En una conferencia conjunta entre los dos partidos presentaron un documento de cinco puntos cuestionando el Presupuesto que mañana con mayoría oficialista será presentado en el Concejo. Entre los puntos destacados se encuentra la «Sobreestimación de los ingresos y baja ejecución» donde destacan que en ejercicios anteriores incluyendo la presente ejecución hasta el mes de octubre lo efectivamente ejecutado del presupuesto asignado a cada ítem no superaría el 70% de las partidas asignadas, sobre todo en el rubro de obra pública.
Otro de los puntos subrayados es «El incremento exponencial de deuda pública», indicando que en los últimos tres años el municipio carga una deuda aproximada de 45 millones de pesos, «poniendo en riesgo el funcionamiento del estado municipal».
El análisis opositor continúa con un «90% de presupuesto en gastos de funcionamiento y elevada planta política», la baja recaudación de ingresos y la sub ejecución de partidas determinaría que los ingresos vayan a parar casi exclusivamente al pago de sueldos, quedando relegada la obra pública donde de 74 millones que hasta septiembre estaban pautados ejecutarse, solo se habrían gastado 18 millones.
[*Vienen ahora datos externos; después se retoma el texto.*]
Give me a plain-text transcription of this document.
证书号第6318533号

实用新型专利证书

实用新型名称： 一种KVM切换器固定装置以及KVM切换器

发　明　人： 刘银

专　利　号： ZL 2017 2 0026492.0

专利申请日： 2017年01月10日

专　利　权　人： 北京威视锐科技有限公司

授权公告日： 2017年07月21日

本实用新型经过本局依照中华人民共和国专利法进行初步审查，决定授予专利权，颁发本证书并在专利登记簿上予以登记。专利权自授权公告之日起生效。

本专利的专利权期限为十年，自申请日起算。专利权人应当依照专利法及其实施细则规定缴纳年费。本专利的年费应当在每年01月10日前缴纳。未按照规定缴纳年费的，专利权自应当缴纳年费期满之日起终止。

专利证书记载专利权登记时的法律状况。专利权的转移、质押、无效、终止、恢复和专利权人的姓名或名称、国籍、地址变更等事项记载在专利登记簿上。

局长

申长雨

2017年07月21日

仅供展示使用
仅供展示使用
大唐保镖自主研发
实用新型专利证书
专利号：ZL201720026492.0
Otro punto analizado fueron los elevados sueldos de funcionarios municipales, que representarían un porcentaje mayor al de la totalidad del personal de la Municipalidad en su conjunto.
Párrafo aparte dejaron los ediles para «La privatización de las obras y servicios públicos», realizadas por empresas «amigas»: Plan de pavimentación, acceso Norte y Sur, García Lorca, rotonda del Ancla, Iluminación general, refacción de calle Belgrano, etc. Obras que según la oposición podrían hacerse con personal municipal.
Finalmente los concejales cuestionaron los «Siete millones en propaganda», destinados a difundir la gestión Saieg-Torres, e indicando que el 2015 el modelo se profundizará con unos 250 mil pesos en ese rubro.
Además los ediles destacaron que los 45 millones de deuda flotante (cheques de pago diferido, en algunos casos con un año de tiempo para ser cobrados), pone en riesgo el funcionamiento de los proveedores municipales.